Segundo os pesquisadores envolvidos no trabalho, as análises prévias mostraram que o exame, em condições de laboratório, tem eficácia de 95% de precisão. De acordo com Perdita Barran, professora da Universidade de Manchester e líder do estudo, essa iniciativa é muito importante porque ainda não havia um teste químico para a doença.
"Este teste tem o potencial de melhorar de forma massiva o diagnóstico e o tratamento de pessoas com a doença de Parkinson", disse o coordenador clínico do estudo, Monty Silverdale, em um comunicado da Universidade de Manchester.
Atualmente, os cientistas estão trabalhando com colegas de laboratórios analíticos de hospitais para reproduzir a pesquisa e verificar se os testes funcionarão em um ambiente do NHS (sistema de saúde público britânico).

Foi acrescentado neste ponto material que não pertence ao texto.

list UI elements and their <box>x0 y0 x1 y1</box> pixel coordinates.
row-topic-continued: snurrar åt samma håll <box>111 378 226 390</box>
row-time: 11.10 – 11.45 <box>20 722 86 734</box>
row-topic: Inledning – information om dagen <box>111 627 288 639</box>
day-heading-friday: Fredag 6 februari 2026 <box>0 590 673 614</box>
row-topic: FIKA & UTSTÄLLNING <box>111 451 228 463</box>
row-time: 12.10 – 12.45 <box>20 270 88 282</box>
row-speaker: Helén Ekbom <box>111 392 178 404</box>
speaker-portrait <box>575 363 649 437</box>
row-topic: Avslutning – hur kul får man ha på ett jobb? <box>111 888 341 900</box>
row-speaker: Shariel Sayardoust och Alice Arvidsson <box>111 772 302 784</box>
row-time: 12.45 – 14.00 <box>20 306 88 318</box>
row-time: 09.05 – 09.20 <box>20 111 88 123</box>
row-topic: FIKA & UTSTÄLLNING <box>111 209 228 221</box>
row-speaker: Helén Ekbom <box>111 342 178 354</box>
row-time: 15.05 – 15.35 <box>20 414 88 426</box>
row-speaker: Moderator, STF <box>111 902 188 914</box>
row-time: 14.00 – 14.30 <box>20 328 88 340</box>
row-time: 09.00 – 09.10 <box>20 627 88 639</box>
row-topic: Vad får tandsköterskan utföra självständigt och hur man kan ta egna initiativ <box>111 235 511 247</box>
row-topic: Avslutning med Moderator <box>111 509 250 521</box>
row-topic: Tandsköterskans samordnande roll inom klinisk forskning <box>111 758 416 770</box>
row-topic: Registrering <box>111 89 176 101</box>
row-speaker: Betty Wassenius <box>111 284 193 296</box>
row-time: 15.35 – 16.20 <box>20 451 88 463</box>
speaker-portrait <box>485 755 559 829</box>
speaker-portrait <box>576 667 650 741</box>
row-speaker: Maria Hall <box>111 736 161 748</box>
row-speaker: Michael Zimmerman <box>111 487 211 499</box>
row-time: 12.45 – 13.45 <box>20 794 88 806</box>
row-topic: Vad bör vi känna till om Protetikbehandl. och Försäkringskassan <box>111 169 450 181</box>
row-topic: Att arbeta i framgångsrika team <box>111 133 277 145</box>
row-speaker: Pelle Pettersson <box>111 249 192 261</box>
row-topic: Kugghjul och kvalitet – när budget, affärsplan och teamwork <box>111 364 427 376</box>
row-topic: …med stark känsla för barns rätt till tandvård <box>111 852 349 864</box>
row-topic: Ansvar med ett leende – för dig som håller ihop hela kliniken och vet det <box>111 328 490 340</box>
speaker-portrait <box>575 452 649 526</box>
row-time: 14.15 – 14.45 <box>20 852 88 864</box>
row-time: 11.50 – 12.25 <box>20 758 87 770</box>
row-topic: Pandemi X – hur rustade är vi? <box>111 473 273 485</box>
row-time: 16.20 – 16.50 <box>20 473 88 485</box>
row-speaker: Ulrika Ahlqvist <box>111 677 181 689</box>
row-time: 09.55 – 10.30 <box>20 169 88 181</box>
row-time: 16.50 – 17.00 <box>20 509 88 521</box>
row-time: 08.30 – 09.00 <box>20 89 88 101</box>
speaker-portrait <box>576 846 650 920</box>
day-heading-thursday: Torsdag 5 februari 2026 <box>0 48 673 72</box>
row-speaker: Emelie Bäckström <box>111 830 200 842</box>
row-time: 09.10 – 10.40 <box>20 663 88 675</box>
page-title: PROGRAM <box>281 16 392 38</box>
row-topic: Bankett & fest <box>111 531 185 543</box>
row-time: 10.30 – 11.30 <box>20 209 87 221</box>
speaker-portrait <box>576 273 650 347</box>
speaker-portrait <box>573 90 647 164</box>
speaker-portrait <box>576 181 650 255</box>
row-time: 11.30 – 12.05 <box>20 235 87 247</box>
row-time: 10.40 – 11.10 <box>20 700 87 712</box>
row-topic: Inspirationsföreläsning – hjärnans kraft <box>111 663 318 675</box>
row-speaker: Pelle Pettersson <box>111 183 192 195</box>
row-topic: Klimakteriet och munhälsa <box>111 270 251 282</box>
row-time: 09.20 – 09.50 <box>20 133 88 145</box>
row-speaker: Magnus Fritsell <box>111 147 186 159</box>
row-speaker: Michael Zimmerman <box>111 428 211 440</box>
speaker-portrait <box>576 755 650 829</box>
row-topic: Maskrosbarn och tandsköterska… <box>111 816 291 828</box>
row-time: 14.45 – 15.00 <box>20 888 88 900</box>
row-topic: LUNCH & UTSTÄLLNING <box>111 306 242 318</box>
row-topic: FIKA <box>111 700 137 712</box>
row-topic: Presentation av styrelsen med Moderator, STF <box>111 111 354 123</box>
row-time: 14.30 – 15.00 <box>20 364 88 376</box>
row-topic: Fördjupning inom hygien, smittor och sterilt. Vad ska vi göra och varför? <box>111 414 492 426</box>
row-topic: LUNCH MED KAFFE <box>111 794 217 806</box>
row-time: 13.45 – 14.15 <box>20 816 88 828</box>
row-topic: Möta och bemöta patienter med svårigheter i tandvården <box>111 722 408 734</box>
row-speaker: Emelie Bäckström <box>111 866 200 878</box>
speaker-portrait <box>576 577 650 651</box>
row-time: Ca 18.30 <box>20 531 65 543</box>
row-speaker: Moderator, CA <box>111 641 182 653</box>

A expectativa dos estudiosos é que no máximo em dois anos o exame cutâneo esteja disponível em hospitais e unidades de saúde em Manchester. Além disso, a equipe pretende investigar se é possível identificar outras doenças a partir do sebo.
— Estamos tremendamente animados com esses resultados, que nos deixam mais perto de criar um teste de Parkinson que pode ser usado na prática clínica — disse Perdita Barran.
A doença
A doença de Parkinson é um distúrbio degenerativo do sistema nervoso central. Crônica e progressiva, ela ocorre quando há uma diminuição expressiva da produção de dopamina, substância neurotransmissora que ajuda as células do sistema nervoso a transportar mensagens entre elas.
A lentidão dos movimentos e o surgimento de tremores são os principais sintomas da doença. Eles podem se manifestar em um lado do corpo ou em ambos e, geralmente, cessam durante o sono.
Não existe cura para a doença. Apesar disso, há tratamento com medicamentos que podem retardar o avanço dos sintomas.
Segundo a Parkinson's UK, cerca de 145 mil pessoas no Reino Unido convivem com o distúrbio. Já, no Brasil, de acordo com a Organização Mundial da Saúde (OMS), aproximadamente 200 mil brasileiros têm Parkinson.
A OMS também estima que 1% da população mundial acima de 65 anos conviva com a doença. Atualmente, o diagnóstico é feito com base em análise clínica nos sintomas apresentados e no histórico do paciente. Exames de tomografia computadorizada e ressonância magnética podem ser realizados para diagnóstico diferencial, que exclui outras possibilidades de doenças.